Nina Shea, Senior Fellow and Director of the Center for Religious Freedom at the Hudson Institute quoted findings by Open Doors: “In recent years, more Christians have been killed for their faith in Nigeria than all other places combined.”
She further stated that “the Federal Government in Abuja remains passive in the face of desperate cries for help and detailed reports of relentless horrific violence coming from Middle Belt citizens and their elected officials, church leaders, journalists, and Nigerian and international human rights groups.”
Shea also raised concern over the government’s failure to prevent violence to continue with impunity. “The targeted indigenous people of the Middle Belt Christian communities are said to be facing two devastating challenges: constant attacks by Fulani militants and the Nigerian government’s decision to tolerate this persecution…. Nigeria’s government has not undertaken a thorough, objective and transparent investigation of the militant Fulani herders’ organization, leadership, motives or intent in these attacks.”

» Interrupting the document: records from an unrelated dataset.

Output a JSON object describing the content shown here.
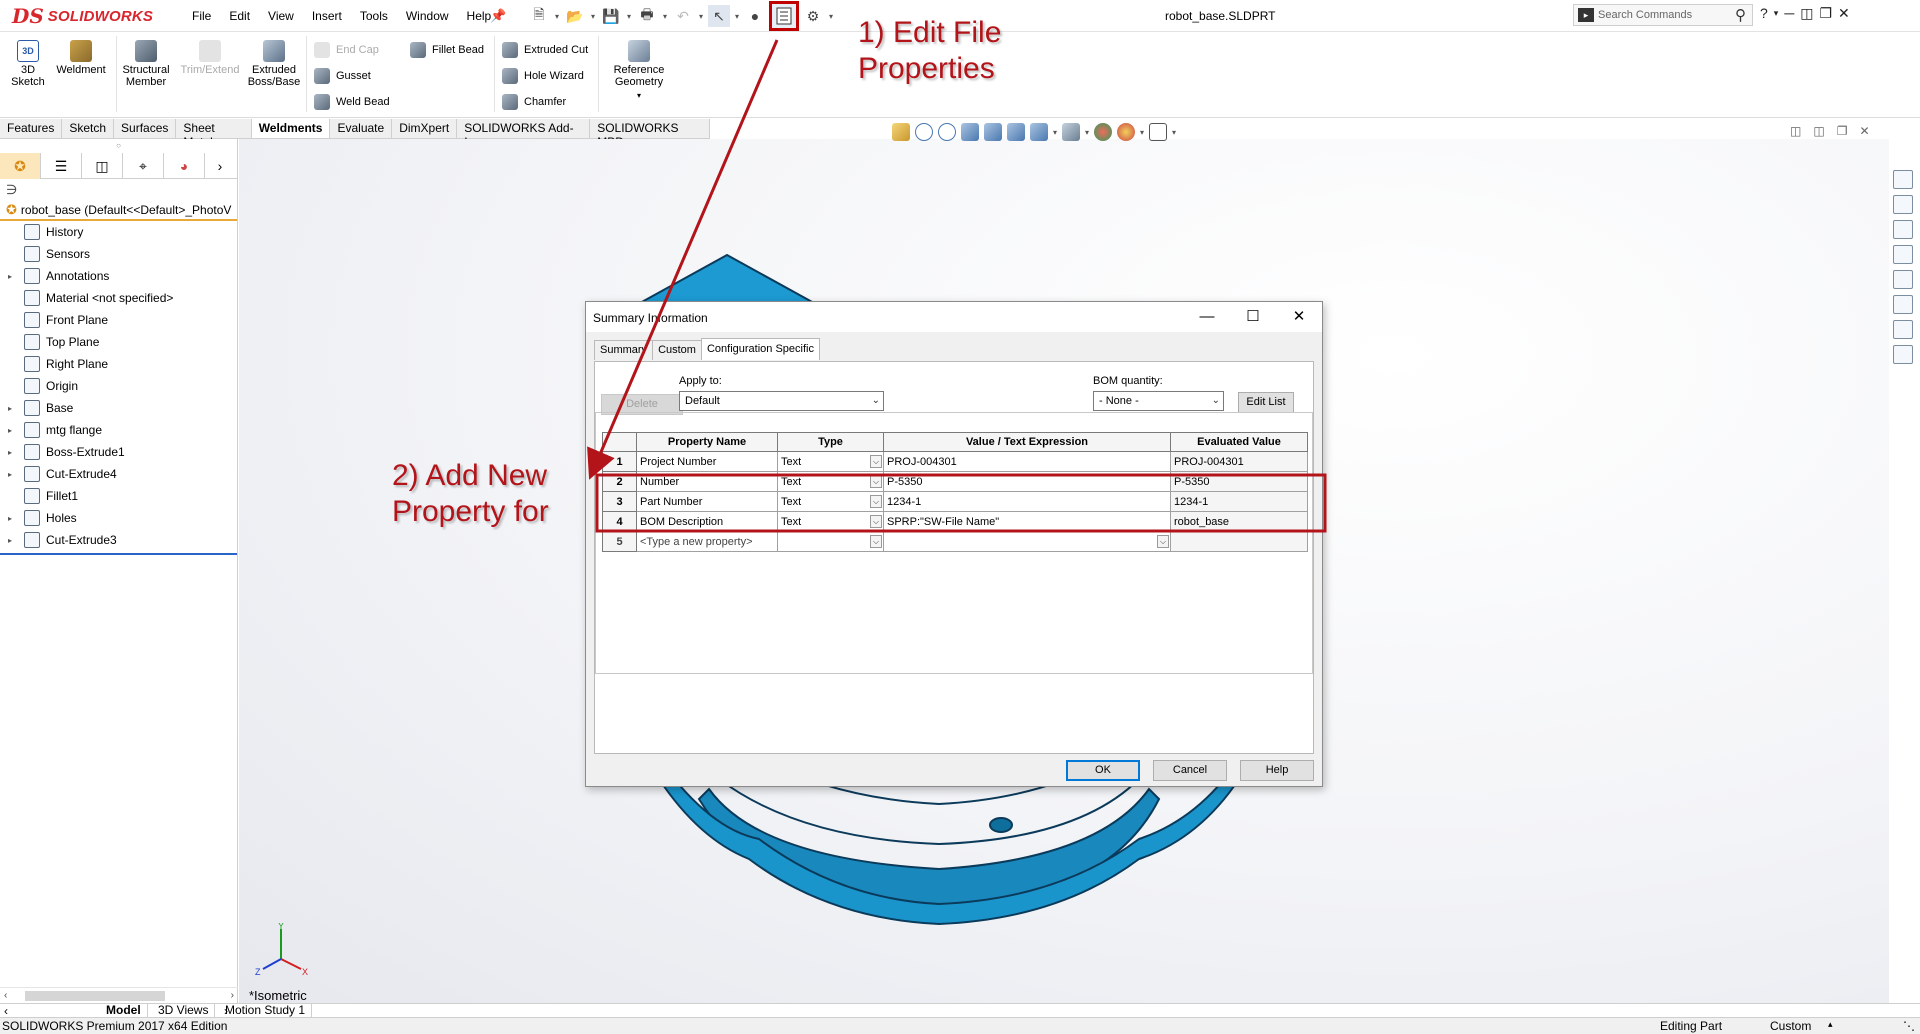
{
  "app": {
    "logo_ds": "DS",
    "logo_name": "SOLIDWORKS",
    "doc_title": "robot_base.SLDPRT",
    "search_placeholder": "Search Commands",
    "help_glyph": "?"
  },
  "menu": [
    "File",
    "Edit",
    "View",
    "Insert",
    "Tools",
    "Window",
    "Help"
  ],
  "ribbon": {
    "large_buttons": [
      {
        "label": "3D\nSketch",
        "name": "3d-sketch-button",
        "disabled": false
      },
      {
        "label": "Weldment",
        "name": "weldment-button",
        "disabled": false
      },
      {
        "label": "Structural\nMember",
        "name": "structural-member-button",
        "disabled": false
      },
      {
        "label": "Trim/Extend",
        "name": "trim-extend-button",
        "disabled": true
      },
      {
        "label": "Extruded\nBoss/Base",
        "name": "extruded-boss-button",
        "disabled": false
      },
      {
        "label": "Reference\nGeometry",
        "name": "reference-geometry-button",
        "disabled": false
      }
    ],
    "small_buttons": [
      {
        "label": "End Cap",
        "disabled": true
      },
      {
        "label": "Gusset",
        "disabled": false
      },
      {
        "label": "Weld Bead",
        "disabled": false
      },
      {
        "label": "Fillet Bead",
        "disabled": false
      },
      {
        "label": "Extruded Cut",
        "disabled": false
      },
      {
        "label": "Hole Wizard",
        "disabled": false
      },
      {
        "label": "Chamfer",
        "disabled": false
      }
    ]
  },
  "tabs": [
    "Features",
    "Sketch",
    "Surfaces",
    "Sheet Metal",
    "Weldments",
    "Evaluate",
    "DimXpert",
    "SOLIDWORKS Add-Ins",
    "SOLIDWORKS MBD"
  ],
  "active_tab": "Weldments",
  "tree": {
    "root": "robot_base  (Default<<Default>_PhotoV",
    "items": [
      {
        "label": "History",
        "expandable": false
      },
      {
        "label": "Sensors",
        "expandable": false
      },
      {
        "label": "Annotations",
        "expandable": true
      },
      {
        "label": "Material <not specified>",
        "expandable": false
      },
      {
        "label": "Front Plane",
        "expandable": false
      },
      {
        "label": "Top Plane",
        "expandable": false
      },
      {
        "label": "Right Plane",
        "expandable": false
      },
      {
        "label": "Origin",
        "expandable": false
      },
      {
        "label": "Base",
        "expandable": true
      },
      {
        "label": "mtg flange",
        "expandable": true
      },
      {
        "label": "Boss-Extrude1",
        "expandable": true
      },
      {
        "label": "Cut-Extrude4",
        "expandable": true
      },
      {
        "label": "Fillet1",
        "expandable": false
      },
      {
        "label": "Holes",
        "expandable": true
      },
      {
        "label": "Cut-Extrude3",
        "expandable": true
      }
    ]
  },
  "viewport": {
    "view_name": "*Isometric",
    "triad_labels": {
      "x": "X",
      "y": "Y",
      "z": "Z"
    }
  },
  "bottom_tabs": [
    "Model",
    "3D Views",
    "Motion Study 1"
  ],
  "status": {
    "edition": "SOLIDWORKS Premium 2017 x64 Edition",
    "mode": "Editing Part",
    "units": "Custom"
  },
  "dialog": {
    "title": "Summary Information",
    "tabs": [
      "Summary",
      "Custom",
      "Configuration Specific"
    ],
    "active_tab": "Configuration Specific",
    "delete_label": "Delete",
    "apply_to_label": "Apply to:",
    "apply_to_value": "Default",
    "bom_quantity_label": "BOM quantity:",
    "bom_quantity_value": "- None -",
    "edit_list_label": "Edit List",
    "columns": [
      "",
      "Property Name",
      "Type",
      "Value / Text Expression",
      "Evaluated Value"
    ],
    "rows": [
      {
        "num": "1",
        "name": "Project Number",
        "type": "Text",
        "value": "PROJ-004301",
        "evaluated": "PROJ-004301"
      },
      {
        "num": "2",
        "name": "Number",
        "type": "Text",
        "value": "P-5350",
        "evaluated": "P-5350"
      },
      {
        "num": "3",
        "name": "Part Number",
        "type": "Text",
        "value": "1234-1",
        "evaluated": "1234-1"
      },
      {
        "num": "4",
        "name": "BOM Description",
        "type": "Text",
        "value": "SPRP:\"SW-File Name\"",
        "evaluated": "robot_base"
      },
      {
        "num": "5",
        "name": "<Type a new property>",
        "type": "",
        "value": "",
        "evaluated": ""
      }
    ],
    "ok_label": "OK",
    "cancel_label": "Cancel",
    "help_label": "Help"
  },
  "annotations": {
    "step1_line1": "1) Edit File",
    "step1_line2": "Properties",
    "step2_line1": "2) Add New",
    "step2_line2": "Property for",
    "color": "#b2141a"
  },
  "colors": {
    "brand": "#d8262d",
    "part_blue": "#1fa0d6",
    "part_edge": "#0b3a5a",
    "highlight_box": "#c00000"
  }
}
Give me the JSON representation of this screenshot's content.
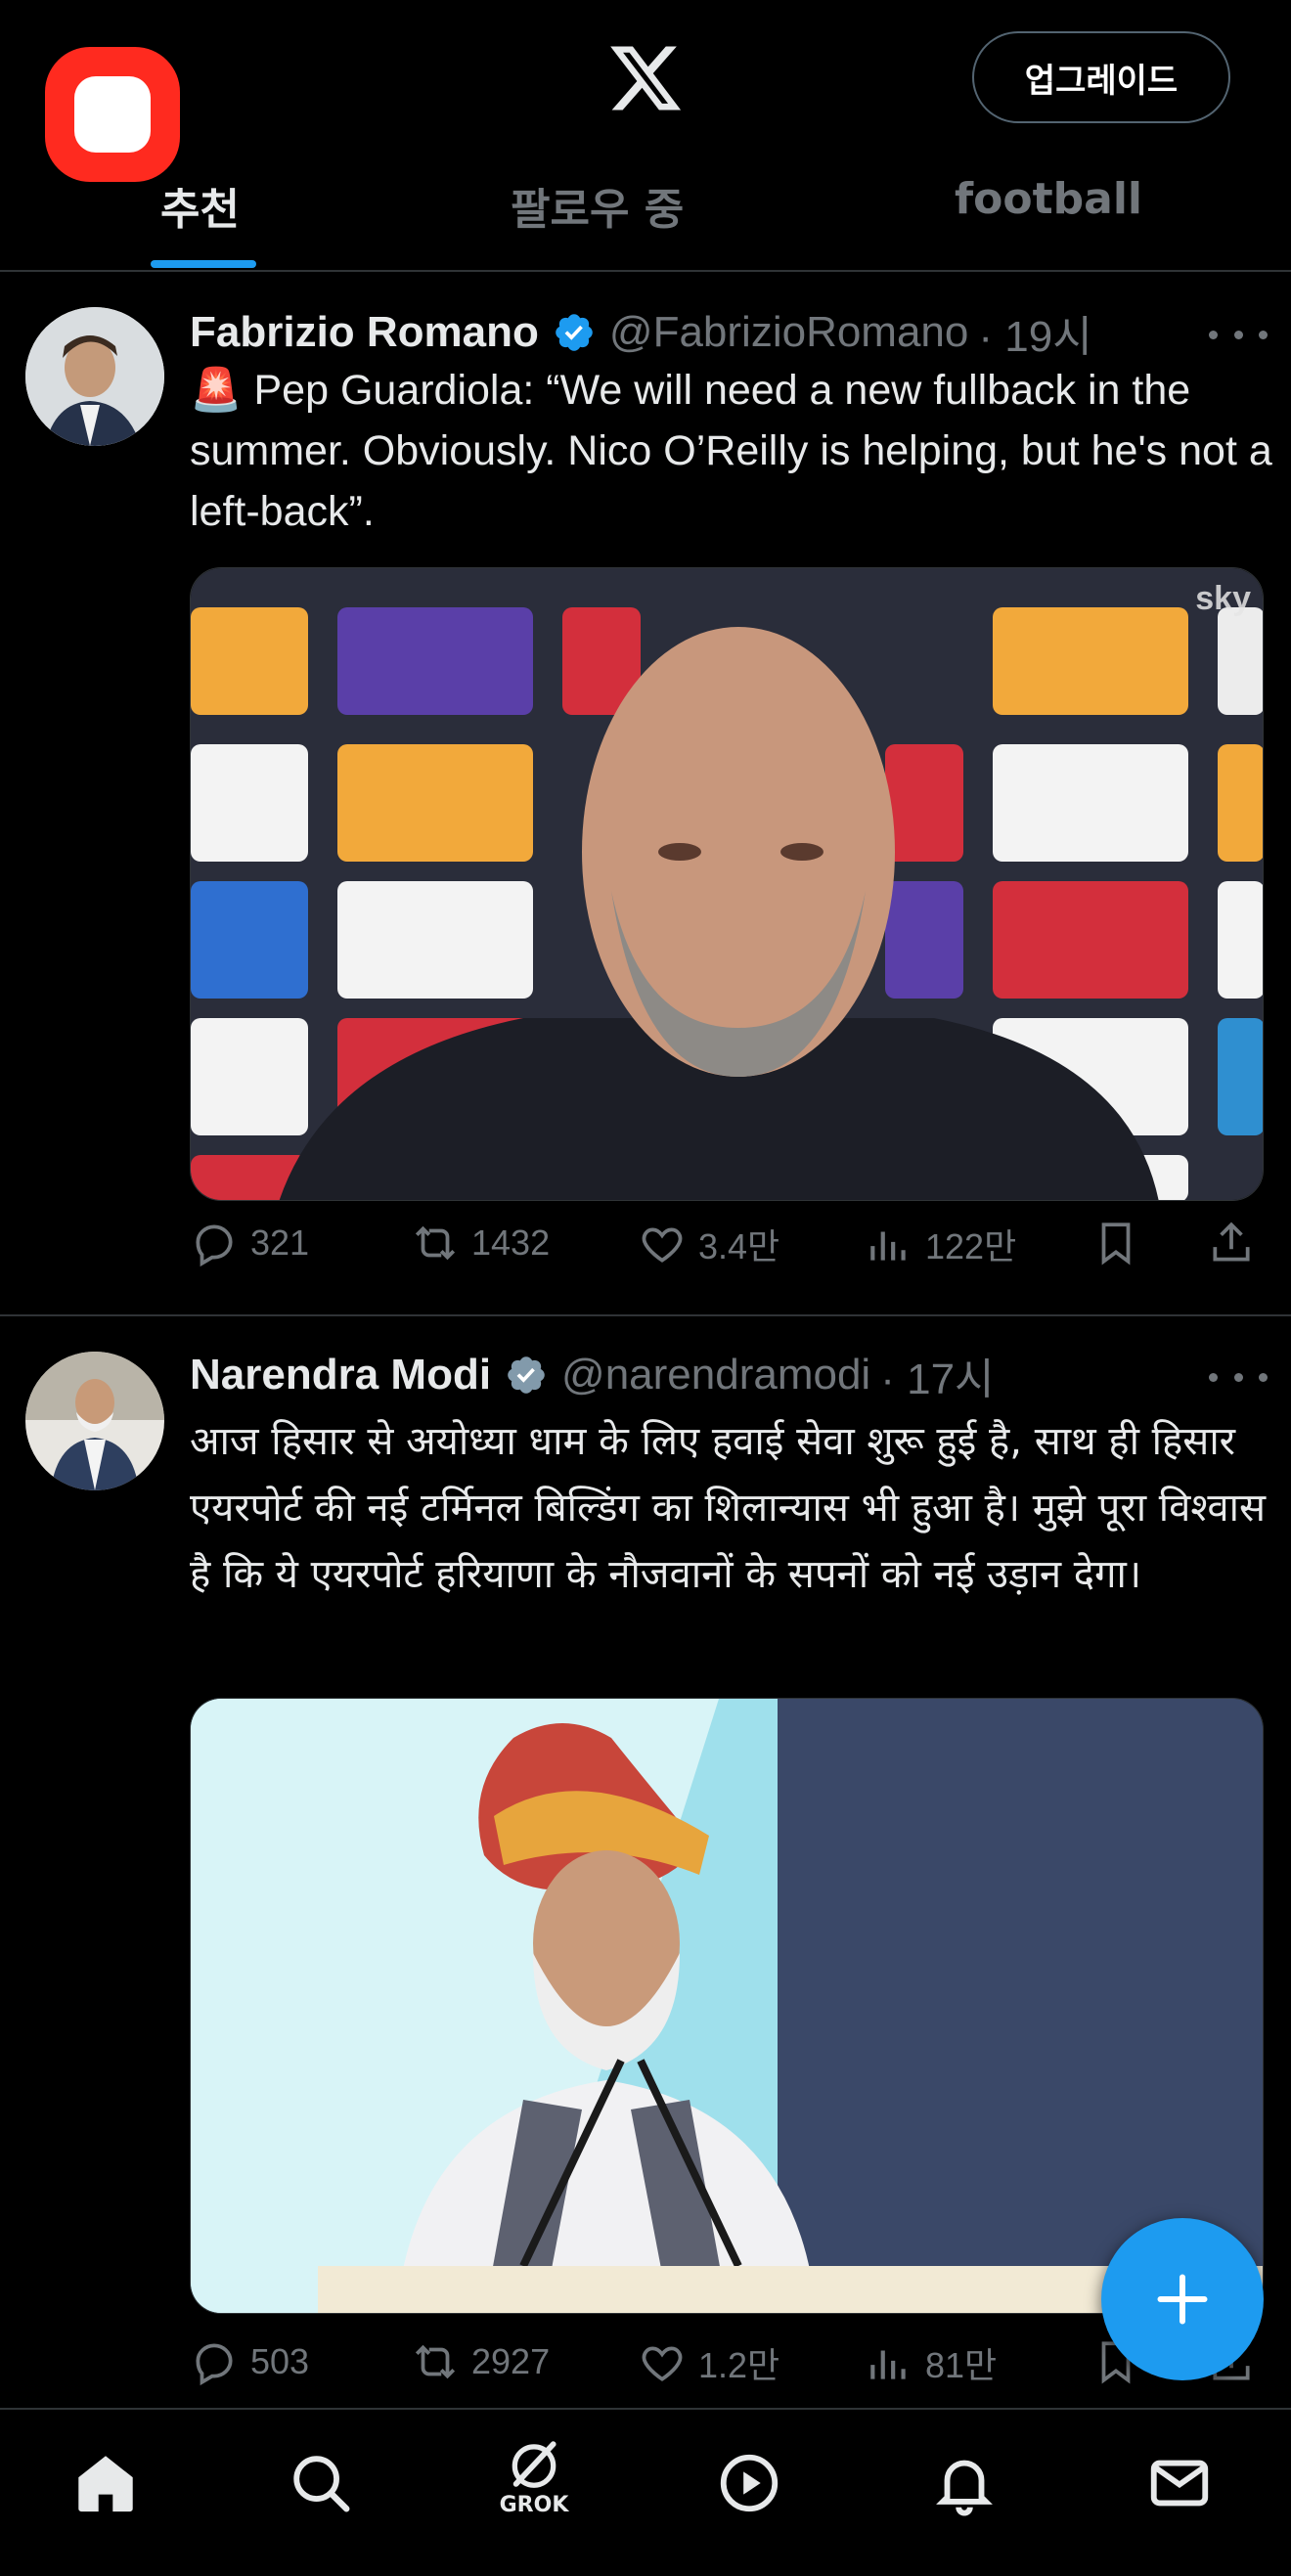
{
  "header": {
    "upgrade_label": "업그레이드",
    "tabs": [
      {
        "label": "추천",
        "active": true
      },
      {
        "label": "팔로우 중",
        "active": false
      },
      {
        "label": "football",
        "active": false
      }
    ]
  },
  "posts": [
    {
      "name": "Fabrizio Romano",
      "handle": "@FabrizioRomano",
      "time": "· 19시",
      "text_emoji": "🚨",
      "text": "Pep Guardiola: “We will need a new fullback in the summer. Obviously. Nico O’Reilly is helping, but he's not a left-back”.",
      "media_watermark": "sky",
      "stats": {
        "replies": "321",
        "reposts": "1432",
        "likes": "3.4만",
        "views": "122만"
      }
    },
    {
      "name": "Narendra Modi",
      "handle": "@narendramodi",
      "time": "· 17시",
      "text": "आज हिसार से अयोध्या धाम के लिए हवाई सेवा शुरू हुई है, साथ ही हिसार एयरपोर्ट की नई टर्मिनल बिल्डिंग का शिलान्यास भी हुआ है। मुझे पूरा विश्वास है कि ये एयरपोर्ट हरियाणा के नौजवानों के सपनों को नई उड़ान देगा।",
      "stats": {
        "replies": "503",
        "reposts": "2927",
        "likes": "1.2만",
        "views": "81만"
      }
    }
  ],
  "bottom_nav": {
    "grok_label": "GROK"
  },
  "colors": {
    "accent": "#1d9bf0",
    "muted": "#71767b",
    "text": "#e7e9ea",
    "background": "#000000",
    "recording": "#ff2a1f"
  }
}
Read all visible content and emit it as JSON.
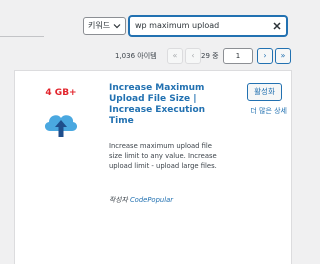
{
  "search": {
    "filter_label": "키워드",
    "query": "wp maximum upload"
  },
  "pagination": {
    "item_count": "1,036 아이템",
    "first": "«",
    "prev": "‹",
    "current_page": "1",
    "of_label": "29 중",
    "next": "›",
    "last": "»"
  },
  "plugin": {
    "storage_badge": "4 GB+",
    "title": "Increase Maximum Upload File Size | Increase Execution Time",
    "activate_label": "활성화",
    "more_details_label": "더 많은 상세",
    "description": "Increase maximum upload file size limit to any value. Increase upload limit - upload large files.",
    "author_prefix": "작성자",
    "author_name": "CodePopular"
  },
  "colors": {
    "accent": "#2271b1",
    "badge_red": "#e2232b",
    "cloud_blue": "#4aa8e0",
    "arrow_navy": "#1f4e8c"
  },
  "icons": {
    "filter_chevron": "chevron-down-icon",
    "search_clear": "close-icon",
    "plugin_icon": "cloud-upload-icon"
  }
}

Also testifying was Ms Oge Onubogu, director of the Africa program at the Wilson centre. “We know that violence has increased in Nigeria…. whether labelled as banditry, or terrorism or communal clashes or ethnoreligious conflict, at the root of this violence is a failure of governance to meet the population’s most basic needs, not only livelihoods, education and healthcare, but also their need for perpetrators to be held legitimately accountable.”
In December 2020, President Trump designated Nigeria a Country of Particular Concern, but the designation was reversed by Secretary Blinken, in November of 2021. The U. S. Commission on International Religious Freedom (USCIRF) recommended redesignation four years in a row from 2021 to 2024.
Last year the House Foreign Affairs adopted a resolution urgently calling on the Biden Administration to redesignate Nigeria a Country of Particular Concern. It passed on Feb 6, 2024 in committee, but never came to the floor.
“While I strongly believe that President Trump will again designate Nigeria a CPC — and do much more to assist the persecuted church including outreach to Nigerian President Bola Tinuba [sic] —last night I reintroduced the resolution. Help can’t come fast enough.”